The first big obvious enabled capability is analytics. We can actually store information and telemetry about the suggestions that your Codeium instance is providing and how developers are using the tool. How much time is being saved? What languages are getting the most value? How does usage this week compare to last week? We provide all of these analytics in real-time on a portal spun up as part of the Codeium instance, to both individual users and system administrators. We are all software engineers, we like to be data-driven, and a GitHub Copilot won’t ever be able to provide this granularity because to promise some baseline security, they can’t persist information about your prompts and suggestions!

The second major enabled capability is being able to learn from your existing code and knowledge bases. This is a little subtle, but relies on the fact that since the Codeium instance is within your tenant, the Codeium instance can actually be allowed to see all of your code and documentation all of the time. This is never possible for a solution that is not self-hosted - that would literally require letting some other party continuously see all of your raw IP, not just snippets for a fleeting inference moment. We can actually use your existing code and knowledge to finetune our base model locally within your Codeium instance (again nothing ever leaves!), to create a model that is significantly better for you than any generic model can be for you. So there is actually a theoretical limit on GitHub Copilot given the data it cannot see, a limit Codeium for Enterprises is able to shatter through from construction. We will write an entire post on finetuning and how it is done in a follow up blog post!

We are still discovering all of the ways that Codeium for Enterprises can provide more value to a particular company due to its nature of being self-hosted, so these are real wins on top of the security guarantees.

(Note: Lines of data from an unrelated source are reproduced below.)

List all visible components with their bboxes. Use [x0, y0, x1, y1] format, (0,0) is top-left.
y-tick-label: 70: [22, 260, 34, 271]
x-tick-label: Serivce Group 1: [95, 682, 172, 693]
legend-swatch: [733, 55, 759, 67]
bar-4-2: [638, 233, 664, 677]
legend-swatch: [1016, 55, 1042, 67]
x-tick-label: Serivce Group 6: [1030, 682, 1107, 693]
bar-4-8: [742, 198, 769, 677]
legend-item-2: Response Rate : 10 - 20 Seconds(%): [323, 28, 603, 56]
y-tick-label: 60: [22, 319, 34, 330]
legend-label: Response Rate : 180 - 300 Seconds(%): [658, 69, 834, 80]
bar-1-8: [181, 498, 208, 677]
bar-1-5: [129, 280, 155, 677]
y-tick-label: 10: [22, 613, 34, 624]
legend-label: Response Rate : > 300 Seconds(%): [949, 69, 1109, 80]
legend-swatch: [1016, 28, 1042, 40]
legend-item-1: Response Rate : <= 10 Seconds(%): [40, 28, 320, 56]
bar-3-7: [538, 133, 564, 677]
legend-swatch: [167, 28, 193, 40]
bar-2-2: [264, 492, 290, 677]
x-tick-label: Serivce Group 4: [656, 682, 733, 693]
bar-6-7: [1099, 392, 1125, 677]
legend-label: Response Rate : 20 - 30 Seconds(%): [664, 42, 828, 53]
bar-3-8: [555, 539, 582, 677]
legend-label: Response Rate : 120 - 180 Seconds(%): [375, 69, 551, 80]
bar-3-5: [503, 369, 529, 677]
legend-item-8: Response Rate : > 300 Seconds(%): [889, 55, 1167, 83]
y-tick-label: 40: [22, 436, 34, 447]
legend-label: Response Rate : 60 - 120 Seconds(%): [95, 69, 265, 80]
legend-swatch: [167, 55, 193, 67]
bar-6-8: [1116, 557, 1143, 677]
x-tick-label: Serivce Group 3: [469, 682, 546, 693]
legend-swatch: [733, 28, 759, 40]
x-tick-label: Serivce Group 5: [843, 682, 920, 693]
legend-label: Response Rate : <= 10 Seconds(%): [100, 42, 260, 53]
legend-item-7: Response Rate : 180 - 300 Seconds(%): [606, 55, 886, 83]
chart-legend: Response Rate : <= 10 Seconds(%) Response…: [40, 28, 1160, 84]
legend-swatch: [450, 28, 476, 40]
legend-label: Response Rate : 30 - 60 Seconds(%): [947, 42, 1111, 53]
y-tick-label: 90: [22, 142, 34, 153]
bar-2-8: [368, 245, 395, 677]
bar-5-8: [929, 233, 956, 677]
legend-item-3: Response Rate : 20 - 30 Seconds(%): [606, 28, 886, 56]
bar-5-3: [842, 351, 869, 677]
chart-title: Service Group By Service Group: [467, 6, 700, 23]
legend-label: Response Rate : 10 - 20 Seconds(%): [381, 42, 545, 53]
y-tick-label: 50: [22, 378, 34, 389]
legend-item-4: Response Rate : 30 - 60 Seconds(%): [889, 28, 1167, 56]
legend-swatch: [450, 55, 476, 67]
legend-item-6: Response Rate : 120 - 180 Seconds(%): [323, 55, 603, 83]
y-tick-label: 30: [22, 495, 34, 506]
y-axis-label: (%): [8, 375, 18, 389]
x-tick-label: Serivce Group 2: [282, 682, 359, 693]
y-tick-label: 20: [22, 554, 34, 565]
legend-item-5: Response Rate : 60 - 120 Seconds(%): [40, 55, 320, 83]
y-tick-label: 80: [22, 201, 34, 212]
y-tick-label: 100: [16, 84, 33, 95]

Self-Host Today On-Prem or in VPC

If any of this sounds even remotely interesting for your company, or just want a second opinion before paying a bunch of money for an AI tool, we would love to chat. Just drop us a message:


(1) From a security perspective, there are guarantees on code-snippets being deleted but GitHub will keep and use your usage data, and “some of this information may include personal data.” They are actually quite open about using this data to train ranking and sorting algorithms to improve the experience and conduct experiments.

The legal argument is a bit trickier. The tl;dr is that these terms do not actually provide the indemnification that you may expect. First, the defense obligations don’t apply if the customer has not enabled all filtering features, which we analyzed in this post are incredibly conservative, degrading the performance greatly, while also not actually filtering out cases where they should! However, within that same terms, they also state "any GitHub defense obligations related to your use of GitHub Copilot do not apply if (i) the claim is based on Code that differs from a Suggestion provided by GitHub Copilot" which means that even if all filtering features are enabled, the defense obligations do not apply if the Customer makes any changes to the Suggestions. The underlying GitHub customer agreement also limits defense to GitHub products “not combined with anything else.” In case of lawsuit, GitHub would absolutely argue that the incorporation of a Suggestion into a customer’s code would be both a “change” and a combination. Finally, the Copilot terms explicitly say: “You retain all responsibility for your code, including Suggestions you include in Your Code.” So taken together, what GitHub is really saying (albeit in a slightly tricky legal manner) is that "if you enable all filtering features, we’ll defend you against a claim that our unmodified suggestions, used in a vacuum and not incorporated into your own code base, infringe.” This is obviously impractical, and Microsoft very much knows this - given the far reaching implications of such legal cases (if they do arise), even a company like Microsoft/GitHub will not want to be held liable for suits brought up against individual companies.